Human genome project A first step • A coordinated effort is being made to characterize all human genetic material by determining the complete sequence of the DNA in the human genome. The ultimate goal is to discover all of the more than 100000 human genes. Once the genome sequence is known, the meaningful mutations must then be separated from the hundreds of thousands of mutations that are not meaningful. Then identification can begin of the ~500 genes with different mutations involved in cardiovascular disease. The problem that will arise is bio-informatics — how to analyze so much complex information.
Gene mapping • More than 250 genes have already been mapped to chromosome 19. • The positions of the genes listed on the lower half of this illustration are known with far greater accuracy than shown here. • The genes listed above the chromosome have been mapped to larger regions of the chromosome -- or merely localized to chromosome 19 generally. apo E Courtesy of DOE Human Genome Program(http://www.ornl.gov/hgmis)

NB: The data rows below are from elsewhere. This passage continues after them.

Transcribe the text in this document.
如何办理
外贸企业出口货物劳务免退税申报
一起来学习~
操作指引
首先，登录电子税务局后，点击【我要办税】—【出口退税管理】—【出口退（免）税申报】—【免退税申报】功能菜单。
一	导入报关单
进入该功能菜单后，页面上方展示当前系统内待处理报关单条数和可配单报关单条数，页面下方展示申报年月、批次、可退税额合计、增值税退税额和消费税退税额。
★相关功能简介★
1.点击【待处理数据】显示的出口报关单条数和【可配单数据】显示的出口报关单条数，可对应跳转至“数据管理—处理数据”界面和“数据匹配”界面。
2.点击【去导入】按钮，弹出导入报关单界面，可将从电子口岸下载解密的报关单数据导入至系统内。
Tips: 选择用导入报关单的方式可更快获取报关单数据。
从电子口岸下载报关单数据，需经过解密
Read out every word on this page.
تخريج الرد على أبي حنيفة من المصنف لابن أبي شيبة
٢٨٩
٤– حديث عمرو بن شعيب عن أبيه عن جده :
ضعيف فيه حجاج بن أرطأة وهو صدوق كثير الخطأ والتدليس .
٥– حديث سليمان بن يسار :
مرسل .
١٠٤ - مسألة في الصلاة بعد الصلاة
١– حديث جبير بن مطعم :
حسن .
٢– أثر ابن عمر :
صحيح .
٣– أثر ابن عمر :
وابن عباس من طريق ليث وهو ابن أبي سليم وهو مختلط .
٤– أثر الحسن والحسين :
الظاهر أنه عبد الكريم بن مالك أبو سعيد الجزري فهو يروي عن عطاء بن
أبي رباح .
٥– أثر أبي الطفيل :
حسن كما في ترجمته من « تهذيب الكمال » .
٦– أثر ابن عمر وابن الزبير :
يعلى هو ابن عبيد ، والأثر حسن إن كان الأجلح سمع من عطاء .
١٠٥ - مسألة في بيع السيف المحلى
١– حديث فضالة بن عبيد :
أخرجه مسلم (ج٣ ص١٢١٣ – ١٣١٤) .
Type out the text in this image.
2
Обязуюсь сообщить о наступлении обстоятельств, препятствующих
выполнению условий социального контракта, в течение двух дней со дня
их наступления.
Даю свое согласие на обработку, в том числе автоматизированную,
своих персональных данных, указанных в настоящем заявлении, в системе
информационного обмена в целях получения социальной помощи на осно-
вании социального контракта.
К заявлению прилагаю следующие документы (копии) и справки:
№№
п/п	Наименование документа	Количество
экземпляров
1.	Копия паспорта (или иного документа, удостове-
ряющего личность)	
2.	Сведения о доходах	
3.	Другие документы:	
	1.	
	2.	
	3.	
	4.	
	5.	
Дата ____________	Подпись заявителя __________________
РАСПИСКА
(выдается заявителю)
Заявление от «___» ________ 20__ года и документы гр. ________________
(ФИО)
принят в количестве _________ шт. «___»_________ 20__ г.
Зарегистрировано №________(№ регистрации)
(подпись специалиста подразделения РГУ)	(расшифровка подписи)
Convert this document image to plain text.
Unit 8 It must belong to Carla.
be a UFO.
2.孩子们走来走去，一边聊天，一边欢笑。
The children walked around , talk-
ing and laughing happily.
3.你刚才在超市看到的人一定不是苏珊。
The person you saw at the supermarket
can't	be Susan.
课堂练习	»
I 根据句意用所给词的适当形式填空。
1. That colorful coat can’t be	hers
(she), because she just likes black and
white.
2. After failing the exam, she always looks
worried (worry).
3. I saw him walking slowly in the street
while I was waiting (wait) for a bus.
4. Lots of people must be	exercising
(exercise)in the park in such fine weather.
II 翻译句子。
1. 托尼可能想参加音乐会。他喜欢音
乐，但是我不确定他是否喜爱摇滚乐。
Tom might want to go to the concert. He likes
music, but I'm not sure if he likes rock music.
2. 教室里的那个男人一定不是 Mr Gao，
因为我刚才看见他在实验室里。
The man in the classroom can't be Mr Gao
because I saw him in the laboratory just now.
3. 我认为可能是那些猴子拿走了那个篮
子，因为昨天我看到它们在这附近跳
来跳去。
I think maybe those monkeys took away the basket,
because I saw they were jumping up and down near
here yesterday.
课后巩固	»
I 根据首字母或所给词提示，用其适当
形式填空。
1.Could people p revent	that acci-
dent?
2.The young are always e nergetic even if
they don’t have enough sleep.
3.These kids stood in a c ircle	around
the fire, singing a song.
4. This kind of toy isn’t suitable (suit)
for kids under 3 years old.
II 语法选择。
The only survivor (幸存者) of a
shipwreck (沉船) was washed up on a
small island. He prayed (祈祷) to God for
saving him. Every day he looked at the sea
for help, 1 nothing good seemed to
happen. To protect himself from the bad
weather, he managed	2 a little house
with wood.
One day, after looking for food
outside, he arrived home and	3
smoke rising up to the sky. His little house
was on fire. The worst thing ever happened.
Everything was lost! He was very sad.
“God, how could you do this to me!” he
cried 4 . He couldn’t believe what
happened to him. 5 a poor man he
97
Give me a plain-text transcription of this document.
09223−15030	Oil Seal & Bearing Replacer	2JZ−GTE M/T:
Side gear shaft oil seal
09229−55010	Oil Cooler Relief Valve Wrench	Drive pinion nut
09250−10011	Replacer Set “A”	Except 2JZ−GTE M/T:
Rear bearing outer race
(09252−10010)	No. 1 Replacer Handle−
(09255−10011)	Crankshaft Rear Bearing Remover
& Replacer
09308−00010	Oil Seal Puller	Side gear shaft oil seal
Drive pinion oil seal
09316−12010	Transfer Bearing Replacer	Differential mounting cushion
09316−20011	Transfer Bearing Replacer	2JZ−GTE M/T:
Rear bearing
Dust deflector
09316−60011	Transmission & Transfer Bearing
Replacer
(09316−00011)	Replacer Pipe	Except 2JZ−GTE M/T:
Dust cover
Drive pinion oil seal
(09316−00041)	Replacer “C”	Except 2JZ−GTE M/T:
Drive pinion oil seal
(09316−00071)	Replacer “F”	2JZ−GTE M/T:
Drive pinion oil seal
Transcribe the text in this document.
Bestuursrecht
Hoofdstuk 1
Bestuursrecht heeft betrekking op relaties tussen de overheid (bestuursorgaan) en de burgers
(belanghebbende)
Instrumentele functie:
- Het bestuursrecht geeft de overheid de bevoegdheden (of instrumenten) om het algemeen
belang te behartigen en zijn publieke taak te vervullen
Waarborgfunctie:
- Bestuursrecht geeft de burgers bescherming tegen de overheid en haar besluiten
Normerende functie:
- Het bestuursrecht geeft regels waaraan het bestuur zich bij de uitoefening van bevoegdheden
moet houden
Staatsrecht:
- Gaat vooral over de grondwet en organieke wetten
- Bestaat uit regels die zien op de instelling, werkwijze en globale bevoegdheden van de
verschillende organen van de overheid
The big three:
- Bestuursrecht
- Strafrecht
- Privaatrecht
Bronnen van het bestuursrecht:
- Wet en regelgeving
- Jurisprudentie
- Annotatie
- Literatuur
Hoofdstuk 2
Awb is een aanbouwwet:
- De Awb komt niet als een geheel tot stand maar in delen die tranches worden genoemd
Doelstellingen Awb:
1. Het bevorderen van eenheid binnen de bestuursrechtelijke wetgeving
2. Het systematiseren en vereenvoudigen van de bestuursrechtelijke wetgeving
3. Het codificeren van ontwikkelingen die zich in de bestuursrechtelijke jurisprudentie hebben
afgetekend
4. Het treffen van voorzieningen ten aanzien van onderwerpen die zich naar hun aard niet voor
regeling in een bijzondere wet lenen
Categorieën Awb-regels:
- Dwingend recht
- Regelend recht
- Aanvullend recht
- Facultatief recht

Unraveling the complexity • Gene chips with bio-informatics databases will help overcome the complexity of gene variability. • With current work, a statistically significant (2% and 10%) component of gene variability may be explained. • In the future, up to 50% of the variability may be explained. • We will never explain 100% of the variability. • With 50% of the variability explained, therapy will become more individualized and, in the long term, more economical.
Risk scales Complementary information • Genetic information and risk scales provide complementary information. • Even relatively good scales are based on probability; they cannot assess every aspect of risk. • The genetic information will increase the utility of algorithms to individuals, not just certain populations or groups. • Genetics information will add the individuality to those equations.